Currently, I am sending a large JSON string to a node express endpoint that is set up like this:
import bodyParser from 'body-parser';
const app = express();
const jsonParser = bodyParser.json({ limit: '4mb' });
const databaseUri = '<db connection string>';
const databaseClient = new MongoClient(databaseUri);
app.use(cors());
app.post('/fillDatabase', jsonParser, async (request, response) => {
const subjects = request.body;
console.log(`Filling database with ${subjects.length} subjects`);
const database = databaseClient.db('wanikani_db');
const subjectsTable = database.collection('subjects');
const result = await subjectsTable.insertMany(subjects).then((response) => {
console.log('inserted ' + response.insertedCount + ' subjects');
}).catch(() => {
console.log('failed to insert subjects');
}).finally(() => {
console.log('finally after inserting subjects');
});
});
After posting the JSON string, the function in the endpoint runs successfully to completion but the request does not finish. A stack trace is displayed with an error message:
SyntaxError: Bad control character in string literal in JSON at position 289
at JSON.parse (<anonymous>)
at parse (/Users/maxc/Documents/repos/wanikani-flashcards/backend/node_modules/body-parser/lib/types/json.js:92:19)
at /Users/maxc/Documents/repos/wanikani-flashcards/backend/node_modules/body-parser/lib/read.js:128:18
at AsyncResource.runInAsyncScope (node:async_hooks:206:9)
at invokeCallback (/Users/maxc/Documents/repos/wanikani-flashcards/backend/node_modules/raw-body/index.js:238:16)
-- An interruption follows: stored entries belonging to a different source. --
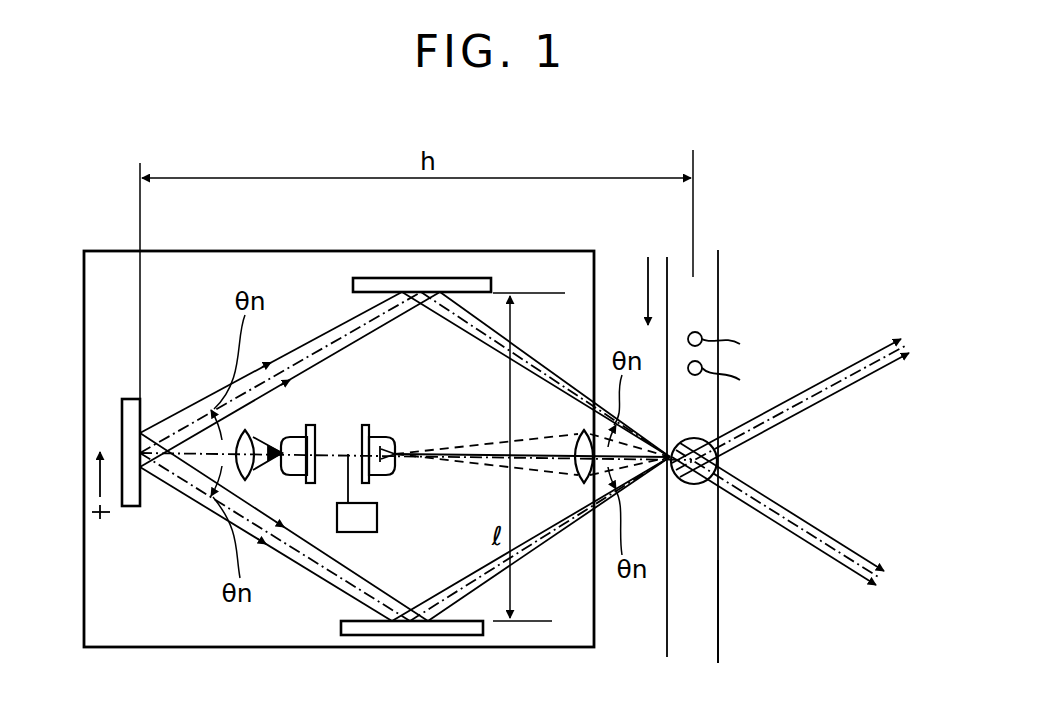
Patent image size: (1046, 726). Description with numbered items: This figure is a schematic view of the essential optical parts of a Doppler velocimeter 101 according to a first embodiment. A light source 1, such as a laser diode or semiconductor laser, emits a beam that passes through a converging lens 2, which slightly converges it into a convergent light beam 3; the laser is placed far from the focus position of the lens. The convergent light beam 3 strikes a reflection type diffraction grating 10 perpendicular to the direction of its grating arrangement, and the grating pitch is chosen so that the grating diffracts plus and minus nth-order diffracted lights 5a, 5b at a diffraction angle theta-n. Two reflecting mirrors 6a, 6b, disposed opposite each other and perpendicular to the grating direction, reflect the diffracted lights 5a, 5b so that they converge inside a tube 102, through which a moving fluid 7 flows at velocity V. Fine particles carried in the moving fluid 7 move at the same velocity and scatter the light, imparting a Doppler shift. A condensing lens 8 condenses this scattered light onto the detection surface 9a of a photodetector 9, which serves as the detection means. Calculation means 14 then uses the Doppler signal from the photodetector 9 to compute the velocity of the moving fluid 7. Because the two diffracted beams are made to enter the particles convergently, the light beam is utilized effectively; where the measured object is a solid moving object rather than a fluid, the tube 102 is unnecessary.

The light source 1 is at (292, 442).
The converging lens 2 is at (256, 436).
The convergent light beam 3 is at (258, 402).
The nth-order diffracted light 5a is at (170, 478).
The nth-order diffracted light 5b is at (186, 408).
The reflecting mirror 6a is at (454, 634).
The reflecting mirror 6b is at (446, 286).
The moving fluid 7 is at (710, 322).
The condensing lens 8 is at (578, 438).
The photodetector 9 is at (406, 458).
The detection surface 9a is at (395, 472).
The diffraction grating 10 is at (122, 430).
The calculation means 14 is at (372, 522).
The Doppler velocimeter 101 is at (106, 250).
The tube 102 is at (706, 614).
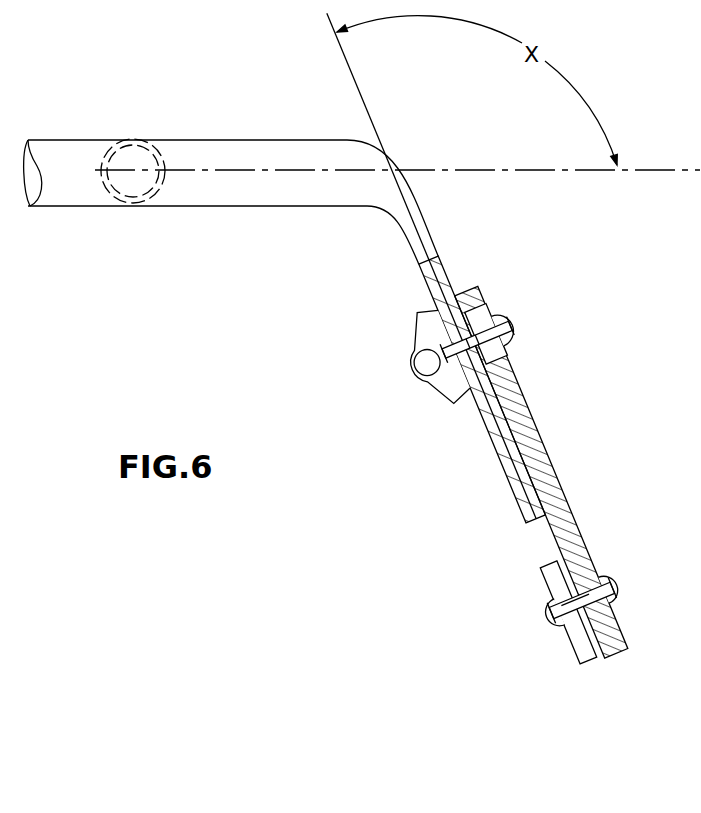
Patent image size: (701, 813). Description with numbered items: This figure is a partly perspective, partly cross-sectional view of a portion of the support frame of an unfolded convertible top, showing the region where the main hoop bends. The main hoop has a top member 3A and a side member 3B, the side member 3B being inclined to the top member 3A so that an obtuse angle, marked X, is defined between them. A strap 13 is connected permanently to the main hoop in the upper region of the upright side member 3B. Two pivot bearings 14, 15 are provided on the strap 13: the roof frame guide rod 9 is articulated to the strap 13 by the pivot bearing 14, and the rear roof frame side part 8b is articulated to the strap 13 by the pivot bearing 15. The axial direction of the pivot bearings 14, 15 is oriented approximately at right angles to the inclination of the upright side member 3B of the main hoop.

The top member 3A is at (333, 146).
The side member 3B is at (522, 500).
The strap 13 is at (530, 420).
The pivot bearing 14 is at (480, 328).
The roof frame guide rod 9 is at (455, 405).
The pivot bearing 15 is at (585, 588).
The rear roof frame side part 8b is at (581, 650).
at done (/Users/maxc/Documents/repos/wanikani-flashcards/backend/node_modules/raw-body/index.js:227:7)
at IncomingMessage.onEnd (/Users/maxc/Documents/repos/wanikani-flashcards/backend/node_modules/raw-body/index.js:287:7)
at IncomingMessage.emit (node:events:514:28)
at endReadableNT (node:internal/streams/readable:1376:12)
at process.processTicksAndRejections (node:internal/process/task_queues:82:21)
The JSON object causing the issue can be found here. The problematic character is located at data -> characters.
The hexadecimal representation of that character is as follows:
000001c0: 2020 2020 2020 2020 2020 2022 6368 6172 "char
000001d0: 6163 7465 7273 223a 2022 e4b8 8022 2c0a acters": "...",.
Position 289 contains the Japanese character 一. Any suggestions on how to handle this specific character and others like it?